School of Chemistry, University of Bristol, Cantock's Close, Bristol, BS8 1TS, UK.
School of Biochemistry, University of Bristol, University Walk, Bristol, BS8 1TD, UK.
Angew Chem Int Ed Engl. 2019 Sep 2;58(36):12446-12450. doi: 10.1002/anie.201905482. Epub 2019 Aug 7.
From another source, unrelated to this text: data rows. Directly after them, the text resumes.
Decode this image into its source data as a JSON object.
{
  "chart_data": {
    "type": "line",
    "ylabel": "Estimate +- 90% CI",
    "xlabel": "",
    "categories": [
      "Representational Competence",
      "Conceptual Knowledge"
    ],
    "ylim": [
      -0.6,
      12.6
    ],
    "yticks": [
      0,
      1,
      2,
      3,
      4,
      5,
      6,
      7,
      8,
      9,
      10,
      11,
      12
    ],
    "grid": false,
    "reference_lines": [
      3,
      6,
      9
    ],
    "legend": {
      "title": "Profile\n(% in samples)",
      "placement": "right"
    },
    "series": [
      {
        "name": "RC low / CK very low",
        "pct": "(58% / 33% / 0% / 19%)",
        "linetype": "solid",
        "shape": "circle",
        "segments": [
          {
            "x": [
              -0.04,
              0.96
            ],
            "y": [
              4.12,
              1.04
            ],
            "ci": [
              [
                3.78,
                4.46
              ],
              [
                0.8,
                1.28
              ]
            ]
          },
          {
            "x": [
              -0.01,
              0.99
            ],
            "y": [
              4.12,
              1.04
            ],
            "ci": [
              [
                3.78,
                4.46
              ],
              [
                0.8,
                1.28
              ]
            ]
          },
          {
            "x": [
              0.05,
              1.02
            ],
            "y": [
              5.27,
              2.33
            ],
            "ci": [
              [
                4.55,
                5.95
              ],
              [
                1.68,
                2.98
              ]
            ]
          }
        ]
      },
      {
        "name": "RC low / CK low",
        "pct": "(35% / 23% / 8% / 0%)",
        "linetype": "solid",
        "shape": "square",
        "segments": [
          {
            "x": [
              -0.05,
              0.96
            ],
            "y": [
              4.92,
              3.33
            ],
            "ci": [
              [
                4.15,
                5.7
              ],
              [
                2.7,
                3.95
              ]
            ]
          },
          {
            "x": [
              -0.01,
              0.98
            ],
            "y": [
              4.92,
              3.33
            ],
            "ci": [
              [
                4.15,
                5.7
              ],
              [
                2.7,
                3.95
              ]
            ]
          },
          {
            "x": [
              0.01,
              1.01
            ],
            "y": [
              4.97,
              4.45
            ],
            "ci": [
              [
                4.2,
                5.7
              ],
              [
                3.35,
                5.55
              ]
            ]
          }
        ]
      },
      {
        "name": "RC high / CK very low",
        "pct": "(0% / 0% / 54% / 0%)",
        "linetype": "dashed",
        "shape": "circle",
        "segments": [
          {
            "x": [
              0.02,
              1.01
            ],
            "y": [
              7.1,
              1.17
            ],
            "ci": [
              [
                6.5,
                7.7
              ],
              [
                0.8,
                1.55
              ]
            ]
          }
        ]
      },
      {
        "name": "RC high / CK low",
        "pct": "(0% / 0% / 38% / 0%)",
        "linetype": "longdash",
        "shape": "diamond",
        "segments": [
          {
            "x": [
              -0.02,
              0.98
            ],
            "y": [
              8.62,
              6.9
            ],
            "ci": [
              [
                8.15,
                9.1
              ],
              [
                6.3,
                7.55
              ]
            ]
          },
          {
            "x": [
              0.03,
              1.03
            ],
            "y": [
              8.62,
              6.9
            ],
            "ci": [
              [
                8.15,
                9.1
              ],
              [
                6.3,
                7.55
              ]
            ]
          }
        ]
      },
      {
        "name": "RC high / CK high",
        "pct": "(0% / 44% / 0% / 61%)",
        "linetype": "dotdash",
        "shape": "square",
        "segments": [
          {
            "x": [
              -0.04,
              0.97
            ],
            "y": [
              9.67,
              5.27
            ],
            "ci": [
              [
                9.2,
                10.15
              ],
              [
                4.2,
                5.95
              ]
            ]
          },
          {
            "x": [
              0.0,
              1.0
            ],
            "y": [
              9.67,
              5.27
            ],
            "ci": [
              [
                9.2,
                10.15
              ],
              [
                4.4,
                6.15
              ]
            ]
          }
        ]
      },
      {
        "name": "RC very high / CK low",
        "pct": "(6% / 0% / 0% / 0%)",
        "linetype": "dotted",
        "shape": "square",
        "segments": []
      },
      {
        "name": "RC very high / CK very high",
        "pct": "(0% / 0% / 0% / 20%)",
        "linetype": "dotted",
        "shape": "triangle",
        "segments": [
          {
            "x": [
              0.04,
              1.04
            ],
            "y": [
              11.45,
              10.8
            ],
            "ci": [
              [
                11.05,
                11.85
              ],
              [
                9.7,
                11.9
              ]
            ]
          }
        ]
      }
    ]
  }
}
The presence of β-branches in the structure of polyketides that possess potent biological activity underpins the widespread importance of this structural feature. Kalimantacin is a polyketide antibiotic with selective activity against staphylococci, and its biosynthesis involves the unprecedented incorporation of three different and sequential β-branching modifications. We use purified single and multi-domain enzyme components of the kalimantacin biosynthetic machinery to address in vitro how the pattern of β-branching in kalimantacin is controlled. Robust discrimination of enzyme products required the development of a generalisable assay that takes advantage of C NMR of a single C label incorporated into key biosynthetic mimics combined with favourable dynamic properties of an acyl carrier protein. We report a previously unassigned modular enoyl-CoA hydratase (mECH) domain and the assembly of enzyme constructs and cascades that are able to generate each specific β-branch.
具有生物活性的聚酮化合物结构中β-支链的存在,是这种结构特征广泛重要性的基础。卡里曼他汀是一种具有抗葡萄球菌选择性活性的聚酮类抗生素,其生物合成涉及三种不同的、连续的β-支链修饰的空前整合。我们使用纯化的卡里曼他汀生物合成机制的单域和多域酶成分,在体外解决卡里曼他汀中β-支链模式如何被控制的问题。对酶产物的有力鉴别需要开发一种通用的测定方法,该方法利用单个 C 标记物掺入关键生物合成模拟物的 C NMR 以及酰基辅酶 A 的有利动态特性。我们报告了一个以前未被分配的模块烯酰辅酶 A 水合酶(mECH)结构域,以及能够生成每个特定β-支链的酶构建体和级联的组装。